The current combinator algorithms imply that it may return
Permit-Indeterminate, Deny-Indeterminate, or NotApplciable-Indeterminate
based on the availability of the arguments or errors in evaluating their
consitiuents, being careful to make sure one does not return the wrong
thing, i.e. Deny in the face of and Indeterminate in Permit-Overrides, or
Permit in the face of an Indterminate in Deny-Overrides

So, why the ordered combinators?

Is it only there to make sure that if you are evaluating in the face of
errors or availability of arguments, so that you will get the same answer
from different implementations based on the same inputs/availability or
error conditions?

This requires a lot more than just specifying an ordering to the combining 
algorithm. Otherwise, you are giving a "false sense of integrity." I think 
you are biting off more than you can chew.

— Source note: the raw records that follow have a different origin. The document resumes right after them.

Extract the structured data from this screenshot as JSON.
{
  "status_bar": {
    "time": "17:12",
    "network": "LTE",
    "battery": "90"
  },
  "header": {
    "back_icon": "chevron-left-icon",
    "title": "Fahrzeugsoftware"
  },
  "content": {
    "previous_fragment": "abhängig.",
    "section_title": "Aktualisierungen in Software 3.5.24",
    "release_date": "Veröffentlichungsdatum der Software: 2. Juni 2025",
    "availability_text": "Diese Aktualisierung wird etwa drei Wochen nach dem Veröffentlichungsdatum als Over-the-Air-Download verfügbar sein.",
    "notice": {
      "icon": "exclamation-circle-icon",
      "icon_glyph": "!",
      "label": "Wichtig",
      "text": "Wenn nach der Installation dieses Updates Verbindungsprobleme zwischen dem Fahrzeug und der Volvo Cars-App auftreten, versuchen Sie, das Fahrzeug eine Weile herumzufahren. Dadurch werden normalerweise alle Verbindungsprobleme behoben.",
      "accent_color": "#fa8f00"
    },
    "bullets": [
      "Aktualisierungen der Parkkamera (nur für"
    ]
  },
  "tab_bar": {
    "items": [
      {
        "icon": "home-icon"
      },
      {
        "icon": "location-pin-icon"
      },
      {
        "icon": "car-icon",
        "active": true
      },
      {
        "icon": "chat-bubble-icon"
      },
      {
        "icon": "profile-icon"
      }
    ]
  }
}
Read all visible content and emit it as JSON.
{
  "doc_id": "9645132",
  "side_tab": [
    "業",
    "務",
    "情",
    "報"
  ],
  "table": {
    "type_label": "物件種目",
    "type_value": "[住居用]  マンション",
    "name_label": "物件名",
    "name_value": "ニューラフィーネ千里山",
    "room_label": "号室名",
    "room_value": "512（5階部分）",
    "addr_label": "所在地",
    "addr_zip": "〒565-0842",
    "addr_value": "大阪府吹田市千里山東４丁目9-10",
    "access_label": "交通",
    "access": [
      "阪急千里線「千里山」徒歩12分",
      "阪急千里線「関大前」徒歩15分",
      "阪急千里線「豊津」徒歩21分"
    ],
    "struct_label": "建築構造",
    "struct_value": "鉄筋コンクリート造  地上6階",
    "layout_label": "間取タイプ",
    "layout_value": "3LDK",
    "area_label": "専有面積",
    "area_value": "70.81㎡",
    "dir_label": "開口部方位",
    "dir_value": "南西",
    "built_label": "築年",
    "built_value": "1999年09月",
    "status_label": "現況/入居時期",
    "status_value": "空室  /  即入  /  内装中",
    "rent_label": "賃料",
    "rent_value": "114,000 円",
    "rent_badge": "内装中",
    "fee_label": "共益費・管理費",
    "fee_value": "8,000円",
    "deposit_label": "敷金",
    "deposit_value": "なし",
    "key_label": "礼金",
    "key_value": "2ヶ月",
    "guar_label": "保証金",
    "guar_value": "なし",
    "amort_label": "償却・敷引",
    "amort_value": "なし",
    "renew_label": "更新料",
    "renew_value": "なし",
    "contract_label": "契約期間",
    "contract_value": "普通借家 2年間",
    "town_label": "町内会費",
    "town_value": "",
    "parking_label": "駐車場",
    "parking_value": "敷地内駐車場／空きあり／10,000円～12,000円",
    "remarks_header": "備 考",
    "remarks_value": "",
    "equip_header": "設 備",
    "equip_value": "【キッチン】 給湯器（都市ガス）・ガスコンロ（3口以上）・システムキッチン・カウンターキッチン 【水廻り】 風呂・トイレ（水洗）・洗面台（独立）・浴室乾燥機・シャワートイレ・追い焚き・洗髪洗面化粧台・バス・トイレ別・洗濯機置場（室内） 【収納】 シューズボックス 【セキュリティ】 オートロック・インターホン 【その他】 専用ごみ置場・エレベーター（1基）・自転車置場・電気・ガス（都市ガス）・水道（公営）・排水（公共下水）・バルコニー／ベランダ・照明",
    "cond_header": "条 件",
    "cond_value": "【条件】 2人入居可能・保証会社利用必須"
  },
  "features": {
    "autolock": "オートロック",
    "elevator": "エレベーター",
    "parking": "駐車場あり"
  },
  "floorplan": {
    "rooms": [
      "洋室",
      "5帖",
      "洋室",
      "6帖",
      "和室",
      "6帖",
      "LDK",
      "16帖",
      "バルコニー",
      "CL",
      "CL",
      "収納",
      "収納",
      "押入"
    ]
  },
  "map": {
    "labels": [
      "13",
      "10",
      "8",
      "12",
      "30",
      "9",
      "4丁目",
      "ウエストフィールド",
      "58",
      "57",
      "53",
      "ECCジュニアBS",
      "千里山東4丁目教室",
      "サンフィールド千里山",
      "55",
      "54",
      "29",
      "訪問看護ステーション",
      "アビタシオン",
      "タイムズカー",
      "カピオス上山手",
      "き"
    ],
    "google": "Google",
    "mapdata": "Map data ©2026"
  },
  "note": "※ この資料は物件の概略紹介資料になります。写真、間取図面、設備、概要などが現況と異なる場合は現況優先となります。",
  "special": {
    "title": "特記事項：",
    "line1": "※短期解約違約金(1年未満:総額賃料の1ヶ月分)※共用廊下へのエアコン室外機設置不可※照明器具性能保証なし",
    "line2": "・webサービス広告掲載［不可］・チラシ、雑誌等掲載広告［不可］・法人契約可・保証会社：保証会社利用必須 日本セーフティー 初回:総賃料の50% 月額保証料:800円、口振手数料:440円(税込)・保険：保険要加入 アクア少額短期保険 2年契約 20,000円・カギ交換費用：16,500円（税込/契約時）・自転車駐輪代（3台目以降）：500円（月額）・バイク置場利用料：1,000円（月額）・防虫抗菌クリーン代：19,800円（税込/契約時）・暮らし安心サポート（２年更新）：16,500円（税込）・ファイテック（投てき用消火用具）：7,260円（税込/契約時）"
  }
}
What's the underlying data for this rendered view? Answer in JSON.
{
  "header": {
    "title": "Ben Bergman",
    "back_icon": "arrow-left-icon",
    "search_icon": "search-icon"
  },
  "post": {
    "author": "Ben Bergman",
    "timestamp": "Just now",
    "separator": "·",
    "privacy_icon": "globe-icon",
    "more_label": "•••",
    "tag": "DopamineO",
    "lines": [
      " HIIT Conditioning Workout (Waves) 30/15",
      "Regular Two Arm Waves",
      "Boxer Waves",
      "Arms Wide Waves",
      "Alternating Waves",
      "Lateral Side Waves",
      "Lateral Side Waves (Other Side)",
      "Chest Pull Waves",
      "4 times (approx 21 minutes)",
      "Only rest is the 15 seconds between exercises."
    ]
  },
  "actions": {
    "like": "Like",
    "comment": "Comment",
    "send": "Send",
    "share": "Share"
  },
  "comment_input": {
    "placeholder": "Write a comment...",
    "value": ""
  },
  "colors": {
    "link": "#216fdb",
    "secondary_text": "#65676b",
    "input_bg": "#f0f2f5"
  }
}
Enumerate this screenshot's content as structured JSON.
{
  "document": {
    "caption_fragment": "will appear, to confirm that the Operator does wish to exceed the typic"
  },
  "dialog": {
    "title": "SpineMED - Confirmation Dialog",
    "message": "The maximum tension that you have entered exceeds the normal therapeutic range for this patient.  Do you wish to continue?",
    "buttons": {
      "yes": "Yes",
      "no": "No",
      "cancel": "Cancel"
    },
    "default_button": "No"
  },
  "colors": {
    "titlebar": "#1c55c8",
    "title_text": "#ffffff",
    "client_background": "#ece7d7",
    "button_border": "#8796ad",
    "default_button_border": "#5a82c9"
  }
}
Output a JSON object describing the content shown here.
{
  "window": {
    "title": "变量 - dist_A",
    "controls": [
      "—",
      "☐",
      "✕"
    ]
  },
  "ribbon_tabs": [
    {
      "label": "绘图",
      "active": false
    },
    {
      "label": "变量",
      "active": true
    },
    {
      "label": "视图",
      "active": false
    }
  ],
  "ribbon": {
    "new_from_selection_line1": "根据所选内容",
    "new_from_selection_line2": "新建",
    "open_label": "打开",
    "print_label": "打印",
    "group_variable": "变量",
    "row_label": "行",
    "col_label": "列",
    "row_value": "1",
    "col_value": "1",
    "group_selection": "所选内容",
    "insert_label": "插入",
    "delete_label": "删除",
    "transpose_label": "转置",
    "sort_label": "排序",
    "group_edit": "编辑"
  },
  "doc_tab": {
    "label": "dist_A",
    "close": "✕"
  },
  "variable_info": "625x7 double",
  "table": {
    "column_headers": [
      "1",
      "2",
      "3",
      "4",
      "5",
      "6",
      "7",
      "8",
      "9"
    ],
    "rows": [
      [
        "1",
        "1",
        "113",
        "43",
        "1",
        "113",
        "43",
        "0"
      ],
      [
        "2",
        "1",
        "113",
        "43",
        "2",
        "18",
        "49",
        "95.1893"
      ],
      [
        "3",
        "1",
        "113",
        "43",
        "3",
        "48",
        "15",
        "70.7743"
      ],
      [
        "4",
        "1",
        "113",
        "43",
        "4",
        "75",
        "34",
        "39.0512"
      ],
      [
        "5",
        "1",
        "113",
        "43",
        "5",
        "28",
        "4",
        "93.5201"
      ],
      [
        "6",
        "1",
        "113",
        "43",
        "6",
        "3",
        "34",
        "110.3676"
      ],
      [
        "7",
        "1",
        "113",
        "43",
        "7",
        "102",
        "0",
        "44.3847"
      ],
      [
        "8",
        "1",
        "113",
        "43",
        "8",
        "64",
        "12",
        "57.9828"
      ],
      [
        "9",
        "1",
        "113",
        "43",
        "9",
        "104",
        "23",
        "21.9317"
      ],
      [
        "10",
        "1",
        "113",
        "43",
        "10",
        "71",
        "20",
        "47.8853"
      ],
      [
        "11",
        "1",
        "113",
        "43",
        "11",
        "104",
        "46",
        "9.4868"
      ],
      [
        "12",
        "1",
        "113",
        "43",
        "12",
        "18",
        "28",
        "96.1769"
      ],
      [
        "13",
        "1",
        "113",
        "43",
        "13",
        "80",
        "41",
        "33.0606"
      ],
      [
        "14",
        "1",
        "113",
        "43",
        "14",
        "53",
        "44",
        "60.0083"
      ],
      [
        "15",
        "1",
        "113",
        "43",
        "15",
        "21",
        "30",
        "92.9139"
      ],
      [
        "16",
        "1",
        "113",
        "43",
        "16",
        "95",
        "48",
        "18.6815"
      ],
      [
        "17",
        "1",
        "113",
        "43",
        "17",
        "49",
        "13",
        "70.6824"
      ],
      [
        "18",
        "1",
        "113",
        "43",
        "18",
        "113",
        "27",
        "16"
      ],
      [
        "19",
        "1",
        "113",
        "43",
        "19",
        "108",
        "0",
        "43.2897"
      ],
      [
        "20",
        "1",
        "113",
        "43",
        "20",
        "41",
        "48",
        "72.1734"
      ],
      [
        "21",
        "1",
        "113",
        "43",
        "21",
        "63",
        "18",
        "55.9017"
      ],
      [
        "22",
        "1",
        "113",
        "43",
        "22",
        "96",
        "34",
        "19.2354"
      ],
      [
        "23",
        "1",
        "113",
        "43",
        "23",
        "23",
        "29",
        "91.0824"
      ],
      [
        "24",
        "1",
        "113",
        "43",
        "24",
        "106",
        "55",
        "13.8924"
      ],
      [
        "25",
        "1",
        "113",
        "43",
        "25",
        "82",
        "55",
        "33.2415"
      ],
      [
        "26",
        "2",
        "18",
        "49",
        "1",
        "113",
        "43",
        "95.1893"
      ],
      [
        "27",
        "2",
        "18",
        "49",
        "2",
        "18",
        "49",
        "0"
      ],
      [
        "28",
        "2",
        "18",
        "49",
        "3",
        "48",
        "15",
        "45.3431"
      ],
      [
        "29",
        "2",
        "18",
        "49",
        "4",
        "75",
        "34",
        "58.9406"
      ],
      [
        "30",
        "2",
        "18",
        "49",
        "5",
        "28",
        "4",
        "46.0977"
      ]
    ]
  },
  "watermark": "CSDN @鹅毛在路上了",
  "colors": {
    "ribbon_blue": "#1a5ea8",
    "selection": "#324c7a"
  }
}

In PolicySets, this requires that all Policies be evaluated by the same
evaluation engine. If a "sub" policy's combinator evaluates a rule that
generates an Indeterminate, then the PolicySet may return Indeterminate.  
However, under another implementation although the same "sub" policy will
get evaluated at the same point, but indeterminate may not be the case due
to a different evaluation of the rules of the "sub" policy, but you have
no real control of this.

So, I think it that really doesn't take the problem you are seeking to

Also, I'm a little concerned about the definitions of and, or, and n-of,
which also affects this.  I'll write that under a separate thread.